Composer Joan Tower, a longtime distinguished professor at Bard College and Red Hook resident, is the 2019 winner of the Gold Baton Award from the League of American Orchestras. The organization’s president Jesse Rosen stated, “We are so happy to celebrate Joan Tower’s immense contribution to orchestras. She has been a beloved presence in our community, an exemplary musical citizen, an inspiring mentor, an energetic champion of new music – in particular, women composers and performers – and a delightful colleague whose music has been broadly embraced by musicians and audiences alike.”
The award recognizes individuals and institutions whose contributions champion and advance the cause of orchestras and symphonic music throughout the US. Previous winners of this award include Aaron Copland, Yo-Yo Ma, Leonard Bernstein, Beverly Sills and John Williams. However, Tower is the first musician whose primary activity is composition to receive the award since Robert Ward in 1991.
“It’s the music that drives your life,” Tower told me, “not the awards. Awards are very nice, and sometimes they are financially helpful. It’s a wonderful kind of present to get. But the music is most important. This award is pretty interesting, though, because they usually give it to soloists, orchestra managers and conductors. In that context, this is an amazing honor. And at my age, being a woman composer, it’s a nourishing event.”
Tower has previously won a Guggenheim Fellowship, a Du Pont Award and membership in the American Academy of Arts and Letters. In 1990 she won the rich Grawemeyer Award for her orchestral composition Silver Ladders, written for the St. Louis Symphony Orchestra when she was its composer-in-residence.

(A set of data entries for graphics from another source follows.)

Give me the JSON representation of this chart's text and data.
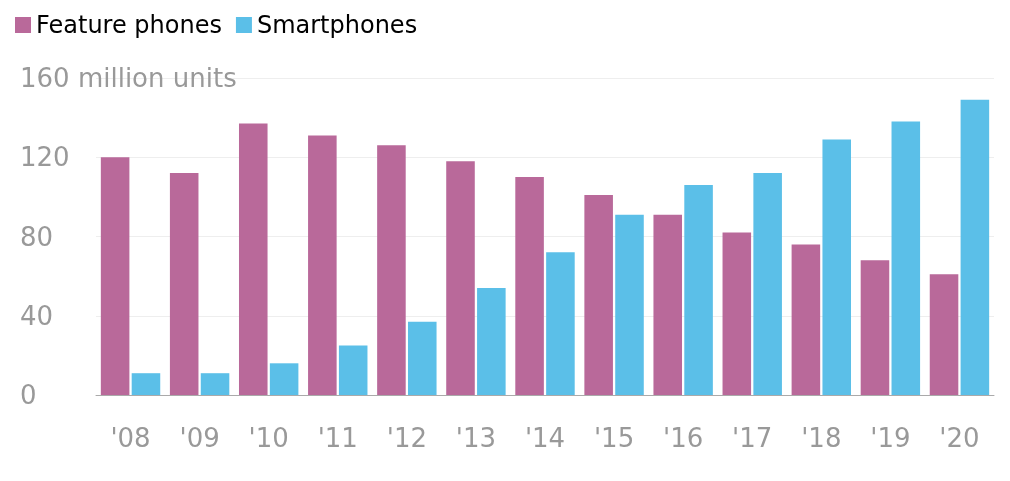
{
  "chart_data": {
    "type": "bar",
    "categories": [
      "'08",
      "'09",
      "'10",
      "'11",
      "'12",
      "'13",
      "'14",
      "'15",
      "'16",
      "'17",
      "'18",
      "'19",
      "'20"
    ],
    "series": [
      {
        "name": "Feature phones",
        "color": "#b9699a",
        "values": [
          120,
          112,
          137,
          131,
          126,
          118,
          110,
          101,
          91,
          82,
          76,
          68,
          61
        ]
      },
      {
        "name": "Smartphones",
        "color": "#5bbfe8",
        "values": [
          11,
          11,
          16,
          25,
          37,
          54,
          72,
          91,
          106,
          112,
          129,
          138,
          149
        ]
      }
    ],
    "ylim": [
      0,
      160
    ],
    "yticks": [
      0,
      40,
      80,
      120,
      {
        "value": 160,
        "label": "160 million units"
      }
    ],
    "grid": "y",
    "legend": "top left"
  }
}
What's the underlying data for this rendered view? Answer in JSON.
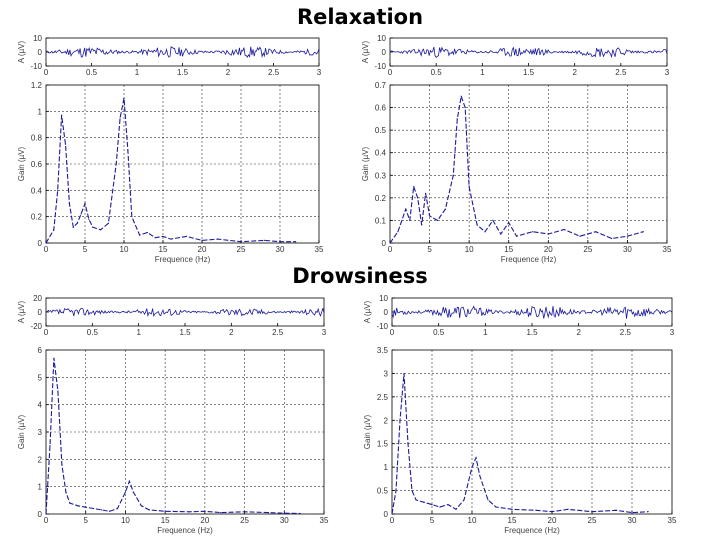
{
  "titles": {
    "relaxation": "Relaxation",
    "drowsiness": "Drowsiness"
  },
  "chart_data": [
    {
      "id": "relax-left-time",
      "type": "line",
      "ylabel": "A (µV)",
      "xlim": [
        0,
        3
      ],
      "ylim": [
        -10,
        10
      ],
      "xticks": [
        "0",
        "0.5",
        "1",
        "1.5",
        "2",
        "2.5",
        "3"
      ],
      "yticks": [
        "10",
        "0",
        "-10"
      ],
      "amplitude": 4,
      "seed": 11,
      "grid": false
    },
    {
      "id": "relax-left-psd",
      "type": "line",
      "xlabel": "Frequence (Hz)",
      "ylabel": "Gain (µV)",
      "xlim": [
        0,
        35
      ],
      "ylim": [
        0,
        1.2
      ],
      "xticks": [
        "0",
        "5",
        "10",
        "15",
        "20",
        "25",
        "30",
        "35"
      ],
      "yticks": [
        "0",
        "0.2",
        "0.4",
        "0.6",
        "0.8",
        "1",
        "1.2"
      ],
      "grid": true,
      "x": [
        0,
        1,
        1.5,
        2,
        2.5,
        3,
        3.5,
        4,
        4.5,
        5,
        5.5,
        6,
        7,
        8,
        9,
        9.5,
        10,
        10.5,
        11,
        12,
        13,
        14,
        15,
        16,
        18,
        20,
        22,
        25,
        28,
        30,
        32
      ],
      "y": [
        0,
        0.1,
        0.4,
        0.97,
        0.75,
        0.3,
        0.12,
        0.15,
        0.22,
        0.3,
        0.18,
        0.12,
        0.1,
        0.15,
        0.6,
        0.95,
        1.1,
        0.7,
        0.2,
        0.06,
        0.08,
        0.04,
        0.05,
        0.03,
        0.05,
        0.02,
        0.03,
        0.01,
        0.02,
        0.01,
        0.01
      ]
    },
    {
      "id": "relax-right-time",
      "type": "line",
      "ylabel": "A (µV)",
      "xlim": [
        0,
        3
      ],
      "ylim": [
        -10,
        10
      ],
      "xticks": [
        "0",
        "0.5",
        "1",
        "1.5",
        "2",
        "2.5",
        "3"
      ],
      "yticks": [
        "10",
        "0",
        "-10"
      ],
      "amplitude": 4,
      "seed": 23,
      "grid": false
    },
    {
      "id": "relax-right-psd",
      "type": "line",
      "xlabel": "Frequence (Hz)",
      "ylabel": "Gain (µV)",
      "xlim": [
        0,
        35
      ],
      "ylim": [
        0,
        0.7
      ],
      "xticks": [
        "0",
        "5",
        "10",
        "15",
        "20",
        "25",
        "30",
        "35"
      ],
      "yticks": [
        "0",
        "0.1",
        "0.2",
        "0.3",
        "0.4",
        "0.5",
        "0.6",
        "0.7"
      ],
      "grid": true,
      "x": [
        0,
        1,
        2,
        2.5,
        3,
        3.5,
        4,
        4.5,
        5,
        6,
        7,
        8,
        8.5,
        9,
        9.5,
        10,
        11,
        12,
        13,
        14,
        15,
        16,
        18,
        20,
        22,
        24,
        26,
        28,
        30,
        32
      ],
      "y": [
        0,
        0.05,
        0.15,
        0.1,
        0.25,
        0.2,
        0.08,
        0.22,
        0.12,
        0.1,
        0.15,
        0.3,
        0.55,
        0.65,
        0.6,
        0.25,
        0.08,
        0.05,
        0.1,
        0.04,
        0.09,
        0.03,
        0.05,
        0.04,
        0.06,
        0.03,
        0.05,
        0.02,
        0.03,
        0.05
      ]
    },
    {
      "id": "drow-left-time",
      "type": "line",
      "ylabel": "A (µV)",
      "xlim": [
        0,
        3
      ],
      "ylim": [
        -20,
        20
      ],
      "xticks": [
        "0",
        "0.5",
        "1",
        "1.5",
        "2",
        "2.5",
        "3"
      ],
      "yticks": [
        "20",
        "0",
        "-20"
      ],
      "amplitude": 6,
      "seed": 37,
      "grid": false
    },
    {
      "id": "drow-left-psd",
      "type": "line",
      "xlabel": "Frequence (Hz)",
      "ylabel": "Gain (µV)",
      "xlim": [
        0,
        35
      ],
      "ylim": [
        0,
        6
      ],
      "xticks": [
        "0",
        "5",
        "10",
        "15",
        "20",
        "25",
        "30",
        "35"
      ],
      "yticks": [
        "0",
        "1",
        "2",
        "3",
        "4",
        "5",
        "6"
      ],
      "grid": true,
      "x": [
        0,
        0.5,
        1,
        1.5,
        2,
        2.5,
        3,
        4,
        5,
        6,
        7,
        8,
        9,
        10,
        10.5,
        11,
        12,
        13,
        15,
        18,
        20,
        22,
        25,
        28,
        30,
        32
      ],
      "y": [
        0,
        2.5,
        5.7,
        4.5,
        1.8,
        0.8,
        0.4,
        0.3,
        0.25,
        0.2,
        0.15,
        0.1,
        0.2,
        0.8,
        1.2,
        0.8,
        0.3,
        0.15,
        0.1,
        0.08,
        0.1,
        0.05,
        0.08,
        0.05,
        0.03,
        0.02
      ]
    },
    {
      "id": "drow-right-time",
      "type": "line",
      "ylabel": "A (µV)",
      "xlim": [
        0,
        3
      ],
      "ylim": [
        -10,
        10
      ],
      "xticks": [
        "0",
        "0.5",
        "1",
        "1.5",
        "2",
        "2.5",
        "3"
      ],
      "yticks": [
        "10",
        "0",
        "-10"
      ],
      "amplitude": 5,
      "seed": 53,
      "grid": false
    },
    {
      "id": "drow-right-psd",
      "type": "line",
      "xlabel": "Frequence (Hz)",
      "ylabel": "Gain (µV)",
      "xlim": [
        0,
        35
      ],
      "ylim": [
        0,
        3.5
      ],
      "xticks": [
        "0",
        "5",
        "10",
        "15",
        "20",
        "25",
        "30",
        "35"
      ],
      "yticks": [
        "0",
        "0.5",
        "1",
        "1.5",
        "2",
        "2.5",
        "3",
        "3.5"
      ],
      "grid": true,
      "x": [
        0,
        0.5,
        1,
        1.5,
        2,
        2.5,
        3,
        4,
        5,
        6,
        7,
        8,
        9,
        10,
        10.5,
        11,
        12,
        13,
        15,
        18,
        20,
        22,
        25,
        28,
        30,
        32
      ],
      "y": [
        0,
        0.5,
        2.0,
        3.0,
        1.5,
        0.5,
        0.3,
        0.25,
        0.2,
        0.15,
        0.2,
        0.1,
        0.3,
        1.0,
        1.2,
        0.8,
        0.3,
        0.15,
        0.1,
        0.08,
        0.05,
        0.1,
        0.05,
        0.08,
        0.03,
        0.05
      ]
    }
  ],
  "colors": {
    "line": "#1a1a9c",
    "axis": "#000000",
    "grid": "#333333"
  }
}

It’s particularly appropriate that Tower’s Golden Baton will be presented at the League’s annual conference this June in Nashville, which is where her Made in America – which has now been performed in every state – was recorded. That recording won Grammy Awards for Best Contemporary Classical Composition, Best Orchestral Performance and Best Classical Album. When that CD, an all-Tower collection, was planned for recording in Nashville, there was no performance scheduled to go with it. Tower insisted that the music had to be performed in concert first, so the orchestra added a concert to inaugurate its new auditorium and invited people who had worked on the building, along with their families. The resulting audience filled the hall and gave the musicians a standing ovation.